To check the usage of this PVC:
(ncn-mw#
) Log into one of the cray-console-node
pods.
kubectl -n services exec -it cray-console-node-0 -c cray-console-node -- sh
(pod#
) Check the volume usage.
df -h | grep -E 'Size|/var/log'
Expected results will look something like:
Filesystem Size Used Avail Use% Mounted on
10.252.1.18:6789:/volumes/csi/csi-vol-0f39... 100G 36M 100G 1% /var/log
If the ‘used’ value is approaching or equal to the ‘Size’ value, the volume is filling up.
There are a couple of ways to resolve this situation.
Remove excess files from the volume.
The console files are stored in /var/log/conman
and named console.XNAME
to
distinguish which log files are from which nodes. If there are some log files that
are left over from nodes no longer in use, they may be removed.

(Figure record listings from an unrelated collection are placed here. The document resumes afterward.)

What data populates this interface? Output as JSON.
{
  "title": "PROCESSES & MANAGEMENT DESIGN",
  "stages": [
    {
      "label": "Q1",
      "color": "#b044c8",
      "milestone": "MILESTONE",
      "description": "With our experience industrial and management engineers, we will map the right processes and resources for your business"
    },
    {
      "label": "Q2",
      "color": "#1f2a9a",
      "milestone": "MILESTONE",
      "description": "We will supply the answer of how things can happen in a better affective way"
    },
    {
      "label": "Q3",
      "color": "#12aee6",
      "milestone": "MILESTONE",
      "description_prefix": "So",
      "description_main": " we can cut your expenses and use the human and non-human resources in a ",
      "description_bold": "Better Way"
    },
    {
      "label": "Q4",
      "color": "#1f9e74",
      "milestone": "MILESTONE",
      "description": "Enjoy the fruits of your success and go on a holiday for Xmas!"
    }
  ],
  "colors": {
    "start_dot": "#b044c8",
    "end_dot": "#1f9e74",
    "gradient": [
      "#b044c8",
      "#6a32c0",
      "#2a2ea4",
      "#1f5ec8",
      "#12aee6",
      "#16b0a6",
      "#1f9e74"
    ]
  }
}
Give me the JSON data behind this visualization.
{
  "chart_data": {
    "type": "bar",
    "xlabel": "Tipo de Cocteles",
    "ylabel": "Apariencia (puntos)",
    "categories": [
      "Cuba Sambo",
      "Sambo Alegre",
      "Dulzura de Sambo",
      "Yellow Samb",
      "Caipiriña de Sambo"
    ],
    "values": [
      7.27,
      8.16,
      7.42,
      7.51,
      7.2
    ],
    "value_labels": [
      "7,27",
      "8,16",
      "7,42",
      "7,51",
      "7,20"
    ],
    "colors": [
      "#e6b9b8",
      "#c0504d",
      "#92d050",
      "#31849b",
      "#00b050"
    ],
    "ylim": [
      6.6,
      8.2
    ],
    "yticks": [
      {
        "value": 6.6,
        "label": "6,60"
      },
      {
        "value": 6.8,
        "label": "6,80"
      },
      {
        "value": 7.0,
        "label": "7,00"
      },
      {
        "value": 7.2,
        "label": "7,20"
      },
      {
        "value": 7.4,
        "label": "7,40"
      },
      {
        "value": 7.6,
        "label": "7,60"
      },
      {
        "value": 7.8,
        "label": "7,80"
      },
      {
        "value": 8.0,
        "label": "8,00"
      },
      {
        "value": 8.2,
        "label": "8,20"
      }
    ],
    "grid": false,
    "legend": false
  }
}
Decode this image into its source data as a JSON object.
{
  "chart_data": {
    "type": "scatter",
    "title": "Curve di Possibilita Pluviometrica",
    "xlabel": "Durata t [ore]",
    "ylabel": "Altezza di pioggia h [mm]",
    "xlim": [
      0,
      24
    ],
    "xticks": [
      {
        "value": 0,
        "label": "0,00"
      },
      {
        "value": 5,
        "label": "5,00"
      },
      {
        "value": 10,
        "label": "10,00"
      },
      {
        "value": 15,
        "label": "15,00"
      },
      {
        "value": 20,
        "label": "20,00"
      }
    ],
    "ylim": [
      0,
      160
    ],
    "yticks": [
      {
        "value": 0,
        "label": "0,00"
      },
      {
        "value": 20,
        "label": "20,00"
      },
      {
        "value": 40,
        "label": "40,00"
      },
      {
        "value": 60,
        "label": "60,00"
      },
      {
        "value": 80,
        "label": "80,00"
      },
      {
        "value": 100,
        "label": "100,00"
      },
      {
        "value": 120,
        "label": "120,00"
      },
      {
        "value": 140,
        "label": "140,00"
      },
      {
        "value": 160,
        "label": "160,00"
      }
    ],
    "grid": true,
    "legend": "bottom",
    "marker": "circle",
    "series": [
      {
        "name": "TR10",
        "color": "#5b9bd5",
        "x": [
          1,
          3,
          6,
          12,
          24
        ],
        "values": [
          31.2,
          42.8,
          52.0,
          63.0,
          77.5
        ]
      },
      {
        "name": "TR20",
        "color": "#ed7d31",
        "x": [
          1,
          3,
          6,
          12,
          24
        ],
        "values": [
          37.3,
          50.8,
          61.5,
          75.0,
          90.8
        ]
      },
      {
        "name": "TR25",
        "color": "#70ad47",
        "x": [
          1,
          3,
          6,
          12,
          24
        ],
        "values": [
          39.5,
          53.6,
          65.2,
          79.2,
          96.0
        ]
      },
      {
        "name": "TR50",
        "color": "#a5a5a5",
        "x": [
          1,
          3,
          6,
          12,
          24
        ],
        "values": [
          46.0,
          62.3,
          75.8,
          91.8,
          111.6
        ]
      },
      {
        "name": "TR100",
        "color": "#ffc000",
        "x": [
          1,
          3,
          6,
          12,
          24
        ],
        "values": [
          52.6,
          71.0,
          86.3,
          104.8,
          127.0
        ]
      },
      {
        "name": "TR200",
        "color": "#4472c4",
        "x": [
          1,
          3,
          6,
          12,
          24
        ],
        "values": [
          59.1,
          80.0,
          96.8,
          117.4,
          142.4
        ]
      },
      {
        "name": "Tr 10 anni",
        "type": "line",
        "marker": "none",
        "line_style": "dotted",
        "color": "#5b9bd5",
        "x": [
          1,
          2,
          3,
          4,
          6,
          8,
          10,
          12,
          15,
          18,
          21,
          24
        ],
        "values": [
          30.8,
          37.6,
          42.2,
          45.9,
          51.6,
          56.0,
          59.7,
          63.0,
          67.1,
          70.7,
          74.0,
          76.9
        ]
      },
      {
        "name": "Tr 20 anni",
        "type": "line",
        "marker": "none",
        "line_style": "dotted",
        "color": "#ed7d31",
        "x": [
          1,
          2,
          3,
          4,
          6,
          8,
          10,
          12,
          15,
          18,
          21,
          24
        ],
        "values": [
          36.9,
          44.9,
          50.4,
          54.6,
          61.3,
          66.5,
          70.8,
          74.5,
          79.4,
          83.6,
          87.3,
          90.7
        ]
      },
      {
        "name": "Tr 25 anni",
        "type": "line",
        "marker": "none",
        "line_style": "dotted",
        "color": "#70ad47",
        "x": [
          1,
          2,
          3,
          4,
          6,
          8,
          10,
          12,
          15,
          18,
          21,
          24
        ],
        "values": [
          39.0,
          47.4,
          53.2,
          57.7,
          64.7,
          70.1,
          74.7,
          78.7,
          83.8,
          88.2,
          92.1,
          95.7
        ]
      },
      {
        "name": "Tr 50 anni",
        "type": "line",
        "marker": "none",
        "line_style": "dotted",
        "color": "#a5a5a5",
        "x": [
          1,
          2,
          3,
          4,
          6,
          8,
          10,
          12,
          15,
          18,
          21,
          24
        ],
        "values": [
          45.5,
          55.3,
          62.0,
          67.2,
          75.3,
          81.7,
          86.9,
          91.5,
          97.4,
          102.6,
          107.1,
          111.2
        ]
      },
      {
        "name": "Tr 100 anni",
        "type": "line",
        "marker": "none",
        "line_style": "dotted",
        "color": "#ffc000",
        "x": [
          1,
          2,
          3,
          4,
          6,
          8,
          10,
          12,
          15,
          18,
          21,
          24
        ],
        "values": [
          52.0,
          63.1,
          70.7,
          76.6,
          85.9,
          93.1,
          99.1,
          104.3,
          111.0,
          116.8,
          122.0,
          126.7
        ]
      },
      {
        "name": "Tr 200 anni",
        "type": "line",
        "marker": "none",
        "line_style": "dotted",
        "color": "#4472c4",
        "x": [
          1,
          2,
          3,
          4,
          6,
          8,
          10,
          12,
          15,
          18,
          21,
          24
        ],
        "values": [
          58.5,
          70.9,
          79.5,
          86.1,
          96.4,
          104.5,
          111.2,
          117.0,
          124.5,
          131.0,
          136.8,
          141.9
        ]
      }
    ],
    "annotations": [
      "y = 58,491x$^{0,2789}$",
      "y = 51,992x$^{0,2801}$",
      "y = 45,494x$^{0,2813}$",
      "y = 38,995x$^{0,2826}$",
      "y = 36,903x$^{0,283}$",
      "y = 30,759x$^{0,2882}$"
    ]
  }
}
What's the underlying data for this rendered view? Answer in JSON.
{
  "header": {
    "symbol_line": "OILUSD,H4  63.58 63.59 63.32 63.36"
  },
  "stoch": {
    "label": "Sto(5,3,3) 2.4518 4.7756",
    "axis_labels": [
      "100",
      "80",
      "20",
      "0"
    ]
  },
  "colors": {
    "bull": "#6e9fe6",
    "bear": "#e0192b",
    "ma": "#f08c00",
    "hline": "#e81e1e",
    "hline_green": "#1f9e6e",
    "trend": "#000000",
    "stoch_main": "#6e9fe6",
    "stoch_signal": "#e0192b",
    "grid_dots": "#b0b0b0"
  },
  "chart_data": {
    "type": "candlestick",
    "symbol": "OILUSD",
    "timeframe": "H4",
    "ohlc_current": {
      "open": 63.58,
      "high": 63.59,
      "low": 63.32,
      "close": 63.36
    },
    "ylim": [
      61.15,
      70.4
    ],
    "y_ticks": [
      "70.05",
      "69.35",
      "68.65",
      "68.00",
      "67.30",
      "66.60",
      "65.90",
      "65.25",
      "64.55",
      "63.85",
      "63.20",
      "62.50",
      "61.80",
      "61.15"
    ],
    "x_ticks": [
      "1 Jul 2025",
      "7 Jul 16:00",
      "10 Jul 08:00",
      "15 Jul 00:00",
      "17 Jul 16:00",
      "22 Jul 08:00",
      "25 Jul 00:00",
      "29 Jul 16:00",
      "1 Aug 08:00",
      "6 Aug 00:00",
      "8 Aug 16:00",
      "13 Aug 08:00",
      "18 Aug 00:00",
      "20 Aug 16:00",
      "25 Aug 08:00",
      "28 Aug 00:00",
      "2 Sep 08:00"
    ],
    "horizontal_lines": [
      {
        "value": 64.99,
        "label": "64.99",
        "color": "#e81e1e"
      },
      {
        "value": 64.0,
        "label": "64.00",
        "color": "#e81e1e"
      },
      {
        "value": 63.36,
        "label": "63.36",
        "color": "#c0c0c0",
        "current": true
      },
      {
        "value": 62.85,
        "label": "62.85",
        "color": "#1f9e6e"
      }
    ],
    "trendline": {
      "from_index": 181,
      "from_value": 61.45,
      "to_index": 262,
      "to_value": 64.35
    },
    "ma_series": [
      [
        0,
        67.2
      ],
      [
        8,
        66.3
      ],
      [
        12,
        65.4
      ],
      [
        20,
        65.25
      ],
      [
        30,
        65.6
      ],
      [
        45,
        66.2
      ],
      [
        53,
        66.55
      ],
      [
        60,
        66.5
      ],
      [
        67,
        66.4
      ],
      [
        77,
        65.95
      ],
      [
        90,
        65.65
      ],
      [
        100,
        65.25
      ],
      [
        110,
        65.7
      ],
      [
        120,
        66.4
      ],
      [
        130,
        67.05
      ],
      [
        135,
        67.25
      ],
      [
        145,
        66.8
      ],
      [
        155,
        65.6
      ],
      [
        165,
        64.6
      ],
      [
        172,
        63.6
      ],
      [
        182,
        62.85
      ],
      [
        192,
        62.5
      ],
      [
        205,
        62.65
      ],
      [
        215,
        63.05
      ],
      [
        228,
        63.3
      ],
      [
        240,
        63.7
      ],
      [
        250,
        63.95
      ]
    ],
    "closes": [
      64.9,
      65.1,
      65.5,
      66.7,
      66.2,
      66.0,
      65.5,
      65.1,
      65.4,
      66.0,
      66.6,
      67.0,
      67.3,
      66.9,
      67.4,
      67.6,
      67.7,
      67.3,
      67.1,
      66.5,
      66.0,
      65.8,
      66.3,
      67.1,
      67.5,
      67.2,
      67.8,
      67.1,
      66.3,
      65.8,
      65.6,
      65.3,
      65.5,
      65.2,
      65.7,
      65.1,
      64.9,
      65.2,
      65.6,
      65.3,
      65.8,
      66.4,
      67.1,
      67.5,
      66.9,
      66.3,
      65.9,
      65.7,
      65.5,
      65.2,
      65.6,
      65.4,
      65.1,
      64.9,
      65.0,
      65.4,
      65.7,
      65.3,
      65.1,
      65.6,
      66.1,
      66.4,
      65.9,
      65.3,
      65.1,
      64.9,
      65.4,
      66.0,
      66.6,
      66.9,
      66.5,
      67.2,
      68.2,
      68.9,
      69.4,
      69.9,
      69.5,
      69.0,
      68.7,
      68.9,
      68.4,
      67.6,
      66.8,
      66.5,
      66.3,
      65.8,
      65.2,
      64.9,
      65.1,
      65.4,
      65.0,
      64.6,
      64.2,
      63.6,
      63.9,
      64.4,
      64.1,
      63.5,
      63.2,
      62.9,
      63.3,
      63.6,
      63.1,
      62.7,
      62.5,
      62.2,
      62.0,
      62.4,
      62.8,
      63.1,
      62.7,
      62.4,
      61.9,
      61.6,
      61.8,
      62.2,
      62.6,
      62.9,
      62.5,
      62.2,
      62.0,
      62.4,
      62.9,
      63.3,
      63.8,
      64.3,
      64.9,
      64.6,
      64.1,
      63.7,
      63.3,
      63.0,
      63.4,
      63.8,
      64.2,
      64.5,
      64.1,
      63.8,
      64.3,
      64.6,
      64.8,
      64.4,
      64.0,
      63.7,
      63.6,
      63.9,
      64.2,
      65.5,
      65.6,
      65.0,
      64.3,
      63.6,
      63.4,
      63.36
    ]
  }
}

The backup files for the console logs are stored in /var/log/conman.old
. When
the individual files get too large they are moved to this directory by the
logrotate
application. If these files are not needed for looking through historical
console logs, they may be removed.
The files in the /var/log/console
directory are small and required for the
operation of the console services so do not remove them.
Adjust the log rotation settings.
The logrotate
application is used to manage the size of the log files as they
grow over time. The settings for this functionality are described in
Configure Log Rotation. Tune the settings for this
system to prevent the log files from filling up the PVC.
(ncn-mw#
) Increase the size of the PVC.
If the system is large, the default settings for the log rotation and the PVC size may not be sufficient to hold the console log files and the backups. If more backups are required than can fit on the current PVC, it may be increased in size without losing any of the current data on the volume.
Edit the PVC to increase the size.
kubectl -n services edit pvc cray-console-operator-data-claim
Modify the value of spec.resources.requests.storage
to increased value required:
spec:
accessModes:
- ReadWriteMany
resources:
requests:
storage: 150Gi
Scale the number of cray-console-operator
pods to zero.
kubectl -n services scale deployment --replicas=0 cray-console-operator
Scale the number of cray-console-node
pods to zero.
kubectl -n services scale statefulset --replicas=0 cray-console-node
Wait for these pods to terminate.
Scale the number of cray-console-operator
pods to one.
kubectl -n services scale deployment --replicas=1 cray-console-operator
When the cray-console-operator
pod resumes operation it will scale the number
cray-console-node
pods back up automatically. After all pods are back up and
ready, the new increased size of the PVC will be visible from within the pods.